Hwijin Kim and Brian Seed. Center for Computational and Integrative Biology & Department of Genetics, Massachusetts General Hospital, Harvard Medical School, 185 Cambridge Street, Boston, MA 02114

Virus infection rapidly induces type-I interferon (IFN-α/β) and proinflammatory cytokines, which further activates a subset of genes that confer an antiviral state on the host cell, thereby constituting the first line of defense against invading viruses. Despite major advances over the last decade in our understanding of the innate immune signaling pathways, the human gene components involved in the pathways have not yet been fully elucidated. Here, we have begun to systematically identify additional pathway components by high-throughput cell-based screening of human cDNA libraries that represent about 50% of the human coding transcriptome. Using luciferase-based transcriptional reporter assays that measure the activation of IFN-β and/or NF-κB promoters, combined with data mining, we have been able to identify a number of novel positive and negative regulators in the pathways.

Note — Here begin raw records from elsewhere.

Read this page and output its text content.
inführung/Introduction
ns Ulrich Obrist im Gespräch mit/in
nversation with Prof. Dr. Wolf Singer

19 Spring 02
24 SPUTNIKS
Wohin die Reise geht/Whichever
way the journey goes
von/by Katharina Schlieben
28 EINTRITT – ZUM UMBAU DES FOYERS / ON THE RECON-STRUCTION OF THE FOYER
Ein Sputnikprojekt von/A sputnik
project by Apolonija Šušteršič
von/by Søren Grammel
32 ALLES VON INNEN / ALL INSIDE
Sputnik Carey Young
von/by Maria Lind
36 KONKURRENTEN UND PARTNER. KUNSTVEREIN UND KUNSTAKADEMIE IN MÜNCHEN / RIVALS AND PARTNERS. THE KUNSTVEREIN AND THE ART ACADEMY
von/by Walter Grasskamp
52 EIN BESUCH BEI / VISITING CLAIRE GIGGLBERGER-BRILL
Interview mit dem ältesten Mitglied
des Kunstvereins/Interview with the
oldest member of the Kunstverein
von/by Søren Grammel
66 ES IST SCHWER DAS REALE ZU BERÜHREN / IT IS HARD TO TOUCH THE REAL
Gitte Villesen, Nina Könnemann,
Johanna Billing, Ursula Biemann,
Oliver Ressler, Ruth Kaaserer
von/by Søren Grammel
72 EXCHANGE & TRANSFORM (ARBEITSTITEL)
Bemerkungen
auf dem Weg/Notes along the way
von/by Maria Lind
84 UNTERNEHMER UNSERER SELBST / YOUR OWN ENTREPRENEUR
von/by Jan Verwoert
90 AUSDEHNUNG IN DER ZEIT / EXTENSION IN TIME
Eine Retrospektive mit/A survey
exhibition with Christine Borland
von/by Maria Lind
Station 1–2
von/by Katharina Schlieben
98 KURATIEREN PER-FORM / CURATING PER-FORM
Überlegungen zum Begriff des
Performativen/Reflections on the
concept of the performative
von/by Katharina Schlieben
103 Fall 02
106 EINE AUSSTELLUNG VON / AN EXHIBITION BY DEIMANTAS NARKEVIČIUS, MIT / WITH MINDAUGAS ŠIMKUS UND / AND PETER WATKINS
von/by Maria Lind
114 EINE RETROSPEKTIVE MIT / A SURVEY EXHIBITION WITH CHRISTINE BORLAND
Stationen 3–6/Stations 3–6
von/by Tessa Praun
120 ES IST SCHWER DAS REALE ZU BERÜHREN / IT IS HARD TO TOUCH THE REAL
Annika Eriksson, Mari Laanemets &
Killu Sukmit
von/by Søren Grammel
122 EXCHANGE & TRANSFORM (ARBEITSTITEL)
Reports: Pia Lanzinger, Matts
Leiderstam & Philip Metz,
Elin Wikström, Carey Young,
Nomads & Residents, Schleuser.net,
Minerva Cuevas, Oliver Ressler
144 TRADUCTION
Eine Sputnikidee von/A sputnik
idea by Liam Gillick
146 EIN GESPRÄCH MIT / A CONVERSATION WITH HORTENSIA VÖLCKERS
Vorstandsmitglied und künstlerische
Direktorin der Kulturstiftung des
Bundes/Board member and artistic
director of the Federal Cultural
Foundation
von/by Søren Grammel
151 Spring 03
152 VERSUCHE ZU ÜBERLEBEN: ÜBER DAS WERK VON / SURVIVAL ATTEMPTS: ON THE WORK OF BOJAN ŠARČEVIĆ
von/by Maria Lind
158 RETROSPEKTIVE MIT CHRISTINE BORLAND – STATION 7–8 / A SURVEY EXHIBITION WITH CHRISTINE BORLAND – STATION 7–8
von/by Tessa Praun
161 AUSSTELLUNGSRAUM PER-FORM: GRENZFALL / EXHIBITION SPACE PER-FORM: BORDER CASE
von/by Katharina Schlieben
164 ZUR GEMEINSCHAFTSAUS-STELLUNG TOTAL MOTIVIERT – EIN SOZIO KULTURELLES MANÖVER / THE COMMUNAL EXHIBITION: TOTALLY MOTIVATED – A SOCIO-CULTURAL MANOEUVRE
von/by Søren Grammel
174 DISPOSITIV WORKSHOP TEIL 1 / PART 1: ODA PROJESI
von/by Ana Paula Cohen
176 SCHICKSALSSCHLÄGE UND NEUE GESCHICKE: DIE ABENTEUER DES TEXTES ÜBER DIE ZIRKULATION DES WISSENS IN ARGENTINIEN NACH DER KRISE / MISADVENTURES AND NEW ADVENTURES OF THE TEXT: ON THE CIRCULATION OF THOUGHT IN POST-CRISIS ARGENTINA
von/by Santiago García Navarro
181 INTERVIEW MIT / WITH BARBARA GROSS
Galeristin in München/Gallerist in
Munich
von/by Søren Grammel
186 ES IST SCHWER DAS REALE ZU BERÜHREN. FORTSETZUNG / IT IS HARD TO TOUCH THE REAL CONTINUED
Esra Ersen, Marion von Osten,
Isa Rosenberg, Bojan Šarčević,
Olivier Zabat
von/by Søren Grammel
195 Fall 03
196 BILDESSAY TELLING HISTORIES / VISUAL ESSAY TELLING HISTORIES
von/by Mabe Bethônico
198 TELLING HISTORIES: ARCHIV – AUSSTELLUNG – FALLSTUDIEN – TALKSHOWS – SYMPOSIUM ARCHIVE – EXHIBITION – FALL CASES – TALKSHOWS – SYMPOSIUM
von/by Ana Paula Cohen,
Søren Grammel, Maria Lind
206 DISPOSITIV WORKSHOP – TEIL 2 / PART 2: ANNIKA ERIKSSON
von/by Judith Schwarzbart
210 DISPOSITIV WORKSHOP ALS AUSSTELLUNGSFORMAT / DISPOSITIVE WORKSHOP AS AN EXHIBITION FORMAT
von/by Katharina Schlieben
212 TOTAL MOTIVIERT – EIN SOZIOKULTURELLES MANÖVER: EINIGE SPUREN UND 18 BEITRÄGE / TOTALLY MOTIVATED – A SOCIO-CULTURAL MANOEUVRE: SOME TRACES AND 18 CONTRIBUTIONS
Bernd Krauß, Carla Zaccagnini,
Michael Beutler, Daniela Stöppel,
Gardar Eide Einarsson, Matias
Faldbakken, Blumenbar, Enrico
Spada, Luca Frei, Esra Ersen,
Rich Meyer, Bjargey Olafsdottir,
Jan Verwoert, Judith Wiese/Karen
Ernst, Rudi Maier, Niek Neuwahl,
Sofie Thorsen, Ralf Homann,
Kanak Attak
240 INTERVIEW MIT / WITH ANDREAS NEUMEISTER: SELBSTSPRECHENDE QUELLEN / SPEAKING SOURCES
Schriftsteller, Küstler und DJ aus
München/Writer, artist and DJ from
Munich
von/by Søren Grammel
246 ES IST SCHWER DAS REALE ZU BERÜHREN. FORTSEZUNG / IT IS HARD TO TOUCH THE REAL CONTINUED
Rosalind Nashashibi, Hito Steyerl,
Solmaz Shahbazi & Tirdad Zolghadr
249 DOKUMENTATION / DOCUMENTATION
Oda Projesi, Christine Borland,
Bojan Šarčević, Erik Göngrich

Hit validities were confirmed by various biochemical, genetic and biophysical methods, including shRNA knockdown and/or knockout mouse-based methods, RT-PCR, immunoblotting and co-immunoprecipitation. We expect our findings will offer novel targets for therapeutic manipulation of the innate immune signaling pathways, leading to the development of more effective agents to treat virus- and inflammation-related diseases.